How to Move Beyond Quotas and Box Checking to Move Toward Corporate Board Diversity

Corporate Board Diversity

Diverse boards are more financially profitable, according to a number of studies. This has led to a convergence of forces which are pushing companies to adopt more diverse boards. This includes protests and activism by people of color and women as well as pressure from investors and shareholders and the perception that companies with diverse boards as “good” for society.

But, despite all that momentum, many companies do not have diverse boards. Nasdaq reported that, in the year 2000, 75 percent of companies listed on their exchange would not have met the market’s arguably simple diversity requirements. Also, representation of Black, Latinx, and Asian individuals remains disproportionately insignificant, despite the groups representing significant proportions of the US population.

Quotas offer one option.

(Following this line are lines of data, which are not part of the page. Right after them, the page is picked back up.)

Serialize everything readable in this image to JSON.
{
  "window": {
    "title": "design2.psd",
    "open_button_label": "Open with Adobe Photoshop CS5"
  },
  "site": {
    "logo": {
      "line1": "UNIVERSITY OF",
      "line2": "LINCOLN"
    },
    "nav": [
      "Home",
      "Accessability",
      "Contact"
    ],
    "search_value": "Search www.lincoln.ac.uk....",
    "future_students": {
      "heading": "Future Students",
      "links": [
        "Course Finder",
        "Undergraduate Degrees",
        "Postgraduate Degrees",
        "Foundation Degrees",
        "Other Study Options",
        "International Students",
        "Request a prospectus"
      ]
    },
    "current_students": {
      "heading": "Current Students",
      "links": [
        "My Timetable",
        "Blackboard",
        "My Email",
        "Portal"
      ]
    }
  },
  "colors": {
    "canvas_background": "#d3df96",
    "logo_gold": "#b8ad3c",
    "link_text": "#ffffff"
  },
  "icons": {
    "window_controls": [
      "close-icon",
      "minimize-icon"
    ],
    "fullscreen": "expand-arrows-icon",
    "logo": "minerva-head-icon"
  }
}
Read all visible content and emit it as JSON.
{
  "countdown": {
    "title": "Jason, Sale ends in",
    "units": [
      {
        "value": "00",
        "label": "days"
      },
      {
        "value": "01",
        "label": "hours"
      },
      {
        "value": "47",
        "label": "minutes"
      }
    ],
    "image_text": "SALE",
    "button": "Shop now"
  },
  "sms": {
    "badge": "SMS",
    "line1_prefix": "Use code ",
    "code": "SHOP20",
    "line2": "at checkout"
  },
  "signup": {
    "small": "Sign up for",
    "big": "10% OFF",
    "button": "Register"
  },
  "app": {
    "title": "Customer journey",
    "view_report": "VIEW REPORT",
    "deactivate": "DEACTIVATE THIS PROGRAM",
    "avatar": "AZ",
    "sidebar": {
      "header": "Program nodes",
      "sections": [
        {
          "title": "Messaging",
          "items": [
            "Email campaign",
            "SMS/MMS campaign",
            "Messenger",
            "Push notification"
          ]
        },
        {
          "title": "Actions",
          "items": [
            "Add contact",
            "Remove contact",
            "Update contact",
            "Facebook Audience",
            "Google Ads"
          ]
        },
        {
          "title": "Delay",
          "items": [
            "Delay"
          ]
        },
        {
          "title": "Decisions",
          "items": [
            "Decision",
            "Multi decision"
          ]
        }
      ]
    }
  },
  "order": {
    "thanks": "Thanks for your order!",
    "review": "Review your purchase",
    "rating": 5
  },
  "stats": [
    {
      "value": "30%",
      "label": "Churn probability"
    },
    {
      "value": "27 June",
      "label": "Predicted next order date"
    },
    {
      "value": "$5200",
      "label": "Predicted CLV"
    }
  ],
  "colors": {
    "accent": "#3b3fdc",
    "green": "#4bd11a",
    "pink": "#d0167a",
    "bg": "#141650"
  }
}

They will require companies to reveal the diversity of their board using an approved template, and include at least 2 directors who self-identify as women or members of minority groups that are underrepresented, or https://board.international/how-to-encouraging-an-effective-advisory-board/ justify why they aren’t. However, relying solely on quotas as the sole way to ensure diversity raises legal issues, and could reduce the benefits of bringing more voices to the table.

It’s time to move beyond boxes-checking, quotas, and more to a thoughtful, purposeful approach in governance. It means focusing on the voices of minorities and women rather than the number of people sitting at the table. This requires a shift in the culture that creates an atmosphere where it is safe to consider different perspectives and have difficult conversations.